Но однажды Валерка вернулся, а в средней избе ещё горел свет, верхняя лампочка в допотопном шёлковом абажуре. Дед и бабушка не спали, но с ним не заговорили, и он долго не мог заснуть, прислушиваясь и переживая неясную виноватость, забытую лишь к утру. Когда это повторилось, он прекратил свои дальние вылазки, только время от времени стал выходить к речке, где и без него народу по вечерам стало задерживаться немало. На подсохших буграх резались в ножичек, водили какие-то свои игры девчонки, а в потёмках самые стойкие собирались на брёвнах или около лодки, приготовленной к спуску. Выдуманные истории и вялые споры о пустяках наскучивали Валерке, и он уходил домой.

Когда река очистилась ото льда, деда стали посылать в больницу. Строго настаивала на этом фельдшерица Елена Анисимовна, пугая заражением крови, уговаривала бабушка, плакала, не зная, на чём настоять, тетя Надя, и получилось, что дед как бы послушался отца, сказавшего: «Завтра едем».
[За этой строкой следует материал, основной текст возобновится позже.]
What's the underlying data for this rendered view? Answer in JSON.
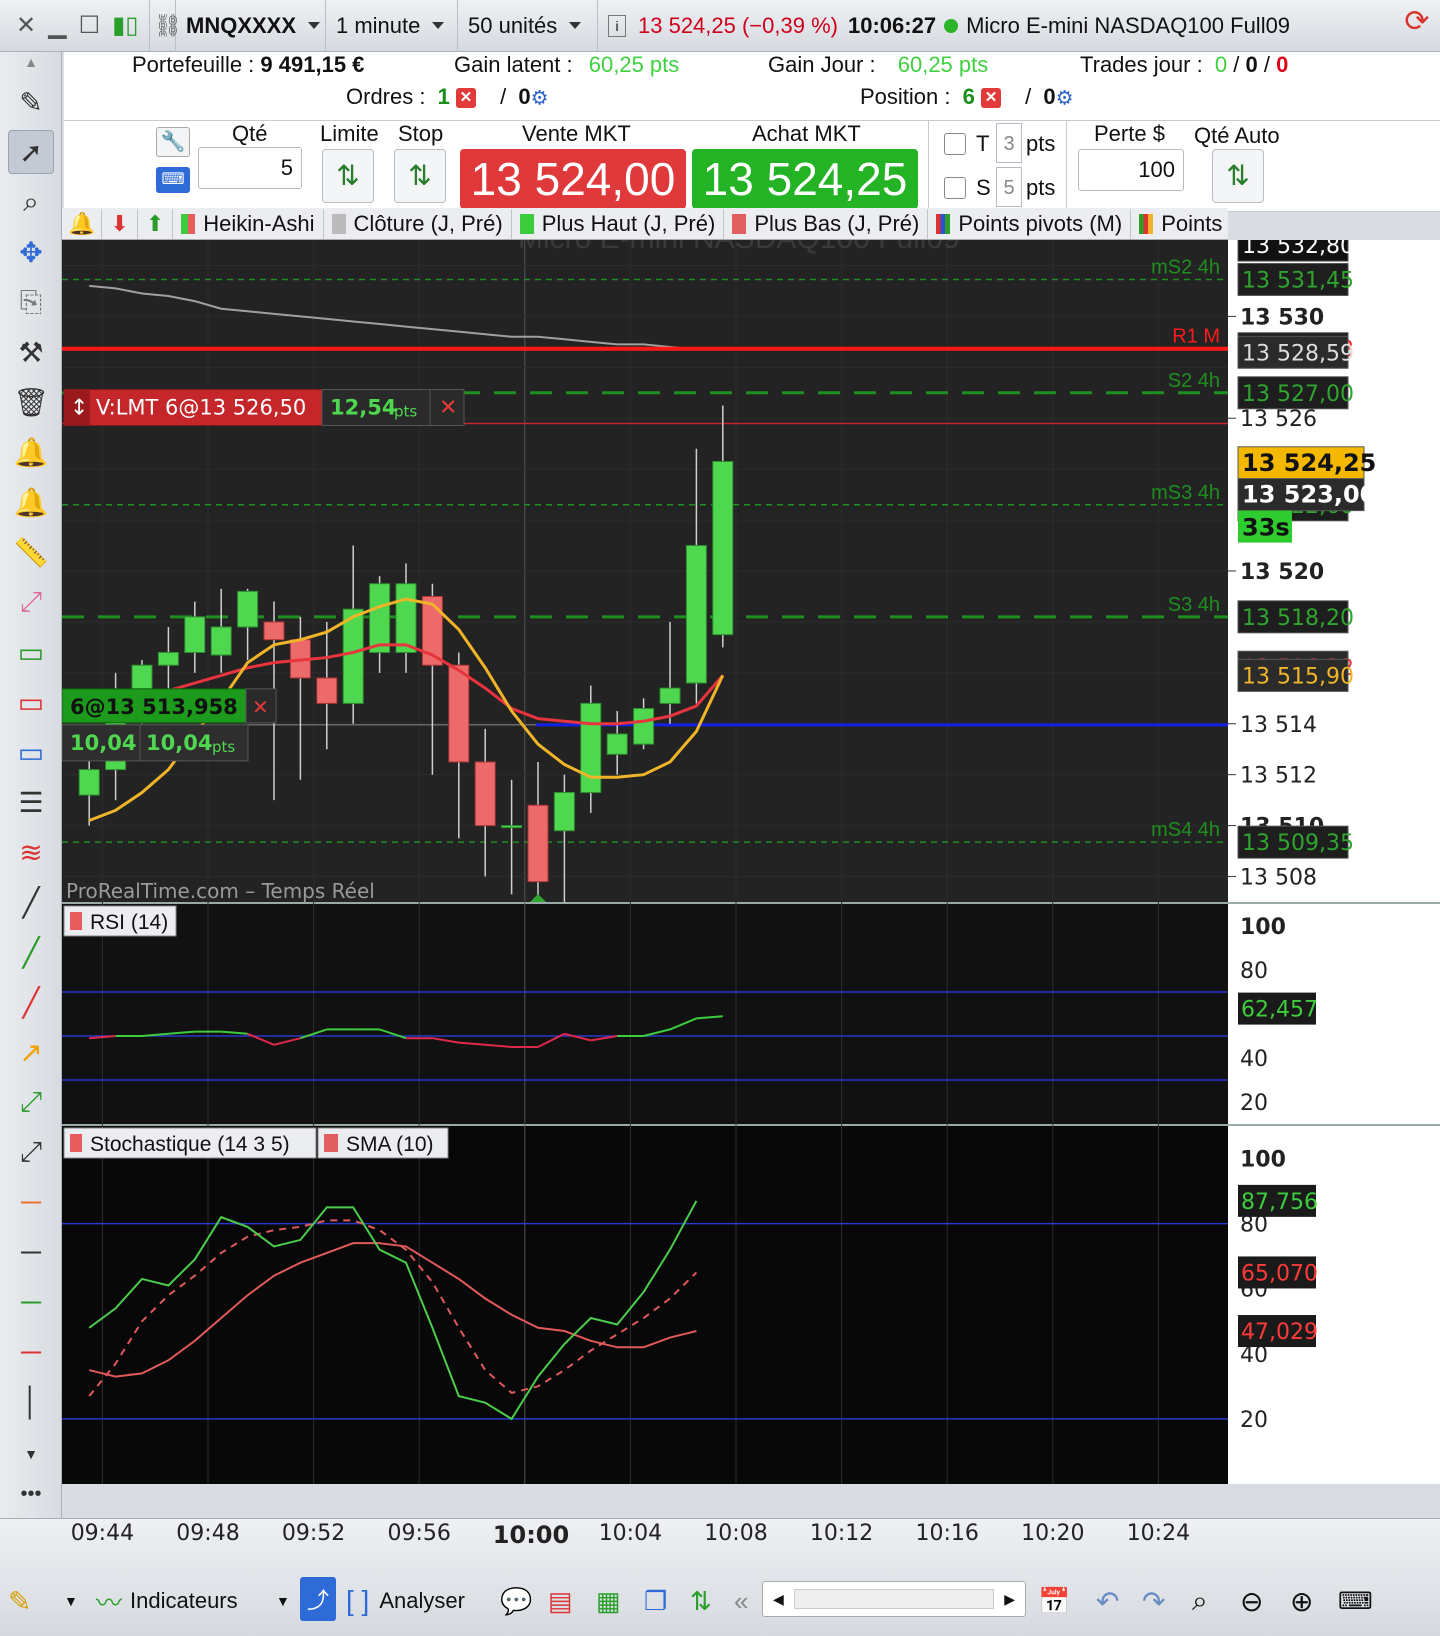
{
  "topbar": {
    "symbol": "MNQXXXX",
    "timeframe": "1 minute",
    "units": "50 unités",
    "price_change": "13 524,25 (−0,39 %)",
    "time": "10:06:27",
    "instrument": "Micro E-mini NASDAQ100 Full09"
  },
  "account": {
    "portfolio_label": "Portefeuille :",
    "portfolio_value": "9 491,15 €",
    "latent_label": "Gain latent :",
    "latent_value": "60,25 pts",
    "day_label": "Gain Jour :",
    "day_value": "60,25 pts",
    "trades_label": "Trades jour :",
    "trades_a": "0",
    "trades_b": "0",
    "trades_c": "0",
    "slash": "/",
    "orders_label": "Ordres :",
    "orders_count": "1",
    "orders_auto": "0",
    "position_label": "Position :",
    "position_count": "6",
    "position_auto": "0"
  },
  "orderbar": {
    "qty_label": "Qté",
    "qty_value": "5",
    "limit_label": "Limite",
    "stop_label": "Stop",
    "sell_label": "Vente MKT",
    "sell_price": "13 524,00",
    "buy_label": "Achat MKT",
    "buy_price": "13 524,25",
    "t_label": "T",
    "t_value": "3",
    "s_label": "S",
    "s_value": "5",
    "pts": "pts",
    "loss_label": "Perte $",
    "loss_value": "100",
    "auto_qty_label": "Qté Auto"
  },
  "chart_header": {
    "items": [
      "Heikin-Ashi",
      "Clôture (J, Pré)",
      "Plus Haut (J, Pré)",
      "Plus Bas (J, Pré)",
      "Points pivots (M)",
      "Points"
    ],
    "colors": [
      "#e85c5c",
      "#bbbbbb",
      "#3ccc3c",
      "#e06060",
      "#3050d0",
      "#2aa02a"
    ]
  },
  "chart_data": [
    {
      "type": "candlestick",
      "title": "Micro E-mini NASDAQ100 Full09",
      "watermark": "ProRealTime.com – Temps Réel",
      "ylim": [
        13507,
        13533
      ],
      "x_ticks": [
        "09:44",
        "09:48",
        "09:52",
        "09:56",
        "10:00",
        "10:04",
        "10:08",
        "10:12",
        "10:16",
        "10:20",
        "10:24"
      ],
      "x_start": "09:43",
      "y_ticks": [
        "13 530",
        "13 526",
        "13 520",
        "13 514",
        "13 512",
        "13 510",
        "13 508"
      ],
      "candles": [
        {
          "t": "09:43",
          "o": 13511.2,
          "h": 13513.5,
          "l": 13510.0,
          "c": 13512.2
        },
        {
          "t": "09:44",
          "o": 13512.2,
          "h": 13516.0,
          "l": 13511.0,
          "c": 13515.2
        },
        {
          "t": "09:45",
          "o": 13515.2,
          "h": 13516.5,
          "l": 13514.0,
          "c": 13516.3
        },
        {
          "t": "09:46",
          "o": 13516.3,
          "h": 13517.8,
          "l": 13515.0,
          "c": 13516.8
        },
        {
          "t": "09:47",
          "o": 13516.8,
          "h": 13518.8,
          "l": 13516.0,
          "c": 13518.2
        },
        {
          "t": "09:48",
          "o": 13516.7,
          "h": 13519.3,
          "l": 13516.0,
          "c": 13517.8
        },
        {
          "t": "09:49",
          "o": 13517.8,
          "h": 13519.3,
          "l": 13516.5,
          "c": 13519.2
        },
        {
          "t": "09:50",
          "o": 13518.0,
          "h": 13518.8,
          "l": 13511.0,
          "c": 13517.3
        },
        {
          "t": "09:51",
          "o": 13517.3,
          "h": 13518.2,
          "l": 13511.8,
          "c": 13515.8
        },
        {
          "t": "09:52",
          "o": 13515.8,
          "h": 13518.0,
          "l": 13513.0,
          "c": 13514.8
        },
        {
          "t": "09:53",
          "o": 13514.8,
          "h": 13521.0,
          "l": 13514.0,
          "c": 13518.5
        },
        {
          "t": "09:54",
          "o": 13516.8,
          "h": 13519.8,
          "l": 13516.0,
          "c": 13519.5
        },
        {
          "t": "09:55",
          "o": 13516.8,
          "h": 13520.3,
          "l": 13516.0,
          "c": 13519.5
        },
        {
          "t": "09:56",
          "o": 13519.0,
          "h": 13519.5,
          "l": 13512.0,
          "c": 13516.3
        },
        {
          "t": "09:57",
          "o": 13516.3,
          "h": 13516.8,
          "l": 13509.5,
          "c": 13512.5
        },
        {
          "t": "09:58",
          "o": 13512.5,
          "h": 13513.8,
          "l": 13508.0,
          "c": 13510.0
        },
        {
          "t": "09:59",
          "o": 13510.0,
          "h": 13511.8,
          "l": 13507.3,
          "c": 13510.0
        },
        {
          "t": "10:00",
          "o": 13510.8,
          "h": 13512.5,
          "l": 13507.0,
          "c": 13507.8
        },
        {
          "t": "10:01",
          "o": 13509.8,
          "h": 13512.0,
          "l": 13507.0,
          "c": 13511.3
        },
        {
          "t": "10:02",
          "o": 13511.3,
          "h": 13515.5,
          "l": 13510.5,
          "c": 13514.8
        },
        {
          "t": "10:03",
          "o": 13512.8,
          "h": 13514.5,
          "l": 13512.0,
          "c": 13513.6
        },
        {
          "t": "10:04",
          "o": 13513.2,
          "h": 13515.0,
          "l": 13513.0,
          "c": 13514.6
        },
        {
          "t": "10:05",
          "o": 13514.8,
          "h": 13518.0,
          "l": 13514.0,
          "c": 13515.4
        },
        {
          "t": "10:06",
          "o": 13515.6,
          "h": 13524.8,
          "l": 13514.8,
          "c": 13521.0
        },
        {
          "t": "10:07",
          "o": 13517.5,
          "h": 13526.5,
          "l": 13517.0,
          "c": 13524.3
        }
      ],
      "series": [
        {
          "name": "Clôture (J, Pré)",
          "color": "#bbbbbb",
          "values": [
            13531.2,
            13531.1,
            13530.9,
            13530.8,
            13530.6,
            13530.3,
            13530.2,
            13530.1,
            13530.0,
            13529.9,
            13529.8,
            13529.7,
            13529.6,
            13529.5,
            13529.4,
            13529.3,
            13529.2,
            13529.2,
            13529.1,
            13529.0,
            13528.9,
            13528.9,
            13528.8,
            13528.7,
            13528.7
          ]
        },
        {
          "name": "SMA",
          "color": "#e8343c",
          "values": [
            13514.5,
            13514.6,
            13514.9,
            13515.3,
            13515.6,
            13515.9,
            13516.2,
            13516.4,
            13516.5,
            13516.6,
            13516.8,
            13517.1,
            13517.1,
            13516.7,
            13516.1,
            13515.4,
            13514.6,
            13514.2,
            13514.1,
            13514.0,
            13514.0,
            13514.1,
            13514.3,
            13514.7,
            13515.9
          ]
        },
        {
          "name": "EMA",
          "color": "#f0b429",
          "values": [
            13510.2,
            13510.6,
            13511.3,
            13512.2,
            13513.6,
            13514.9,
            13516.4,
            13517.1,
            13517.3,
            13517.6,
            13518.2,
            13518.6,
            13518.9,
            13518.7,
            13517.7,
            13516.2,
            13514.5,
            13513.2,
            13512.4,
            13511.9,
            13511.9,
            13512.0,
            13512.5,
            13513.7,
            13515.9
          ]
        }
      ],
      "levels": [
        {
          "label": "mS2 4h",
          "value": "13 531,45",
          "color": "#1f8f1f",
          "style": "dash"
        },
        {
          "label": "R1 M",
          "value": "13 528,73",
          "color": "#ff1a1a",
          "style": "solid"
        },
        {
          "label": "S2 4h",
          "value": "13 527,00",
          "color": "#1f8f1f",
          "style": "dash"
        },
        {
          "label": "mS3 4h",
          "value": "13 522,60",
          "color": "#1f8f1f",
          "style": "dash"
        },
        {
          "label": "S3 4h",
          "value": "13 518,20",
          "color": "#1f8f1f",
          "style": "dash"
        },
        {
          "label": "mS4 4h",
          "value": "13 509,35",
          "color": "#1f8f1f",
          "style": "dash"
        }
      ],
      "price_tags": [
        {
          "value": "13 532,80",
          "bg": "#111",
          "fg": "#fff"
        },
        {
          "value": "13 528,59",
          "bg": "#2b2b2b",
          "fg": "#ddd"
        },
        {
          "value": "13 524,25",
          "bg": "#f5b800",
          "fg": "#111"
        },
        {
          "value": "13 523,00",
          "bg": "#2b2b2b",
          "fg": "#fff"
        },
        {
          "value": "13 516,22",
          "bg": "#2b2b2b",
          "fg": "#e8343c"
        },
        {
          "value": "13 515,90",
          "bg": "#2b2b2b",
          "fg": "#f0b429"
        }
      ],
      "timer": "33s",
      "position_line": {
        "price": 13513.958,
        "qty_label": "6@13 513,958",
        "gain1": "10,04",
        "gain2": "10,04",
        "unit": "pts"
      },
      "limit_order": {
        "price": 13526.5,
        "label": "V:LMT  6@13 526,50",
        "dist": "12,54",
        "unit": "pts"
      }
    },
    {
      "type": "line",
      "title": "RSI (14)",
      "ylim": [
        10,
        110
      ],
      "y_ticks": [
        "100",
        "80",
        "40",
        "20"
      ],
      "levels": [
        70,
        50,
        30
      ],
      "current": "62,457",
      "series": [
        {
          "name": "RSI (14)",
          "values": [
            49,
            50,
            50,
            51,
            52,
            52,
            51,
            46,
            49,
            53,
            53,
            53,
            49,
            49,
            47,
            46,
            45,
            45,
            51,
            48,
            50,
            50,
            53,
            58,
            59
          ]
        }
      ]
    },
    {
      "type": "line",
      "title": "Stochastique (14 3 5)",
      "ylim": [
        0,
        110
      ],
      "y_ticks": [
        "100",
        "80",
        "60",
        "40",
        "20"
      ],
      "levels": [
        80,
        20
      ],
      "sma_label": "SMA (10)",
      "current": [
        "87,756",
        "65,070",
        "47,029"
      ],
      "series": [
        {
          "name": "Stochastique (14 3 5)",
          "color": "#4ccc4c",
          "values": [
            48,
            54,
            63,
            61,
            69,
            82,
            79,
            73,
            75,
            85,
            85,
            72,
            68,
            48,
            27,
            25,
            20,
            33,
            43,
            51,
            49,
            59,
            72,
            87
          ]
        },
        {
          "name": "Stochastique (14 3 5) %D",
          "color": "#e05a5a",
          "dash": true,
          "values": [
            27,
            37,
            50,
            58,
            64,
            71,
            76,
            78,
            79,
            81,
            81,
            78,
            72,
            62,
            48,
            35,
            28,
            30,
            35,
            41,
            46,
            51,
            57,
            65
          ]
        },
        {
          "name": "SMA (10)",
          "color": "#e05a5a",
          "values": [
            35,
            33,
            34,
            38,
            44,
            51,
            58,
            64,
            68,
            71,
            74,
            74,
            73,
            68,
            63,
            57,
            52,
            48,
            47,
            44,
            42,
            42,
            45,
            47
          ]
        }
      ]
    }
  ],
  "bottombar": {
    "indicators": "Indicateurs",
    "analyse": "Analyser"
  }
}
Рано утром деду переменили бельё, натянули новые негнущиеся валенки с блестящими калошами, надели отцово пальто и рыжую кожаную шапку. Дед неуклюже поворачивался, переступал ногами, держась обеими руками за стол в теплушке, бормотал что-то скороговоркой и постанывал. Наконец ему дали перекреститься на тёмный угол и повели к лодке. Валерка, задавая корм скотине, задержался, а когда прибежал на берег, лодка с молочными бидонами пересекала уже середину реки, и жутко как-то было на этой стороне. Повиснув на руках отца и тёти Нади, дед в лодке подвывал в голос, и, видно, уже никто не знал, что ещё говорить ему.

– Деты-ки, – наконец связно выговорил дед, – не возите. Дома помру… скоро.

Лодка развернулась. Возвратившись домой, он уже не вставал больше с перетрясённой постели. Хлопотала вокруг него бабушка, стала подходить мать, а Валерке страшно и неловко было случайно наткнуться на дедов беспомощный взгляд. В теплушке он встречался теперь с пьяненьким отцом.

– Вот, Валерк, дед-то наш, а, – говорил отец, и в уголках глаз у него вспыхивали блики от яркой лампочки.

Мать по обыкновению молчала и выдавала своё раздражение лишь в тех резких, сдерживаемых движениях, с которыми подавала на стол.

– Помнишь, как он был? – спрашивал отец, и Валерка, чувствуя какую-то маету, злился на нелепые, неточные слова.

Он помнил, каким был дед, и не мог представить себе, как это его не станет.

– Учи уроки, – напоминала мать.

Валерка кивал и брал в руки первый попавшийся учебник.

– Хто… дома? – услышал он однажды слабый дедов голос.
– Все, – ответила бабушка.
– Мужики где?
– Анатолий на дворе, Валерка уроки учит.
– Пусть… ничего, – отозвался дед.

Наверное, бабушка отвечала так же, и когда их с отцом не было дома, и дед успокаивался. Было в этом что-то стыдное и предательское. Валерка оделся и вышел во двор. Тёплая влажная ночь обступила его, и он вспомнил вдруг, как дед учил его «кликать жаворонок».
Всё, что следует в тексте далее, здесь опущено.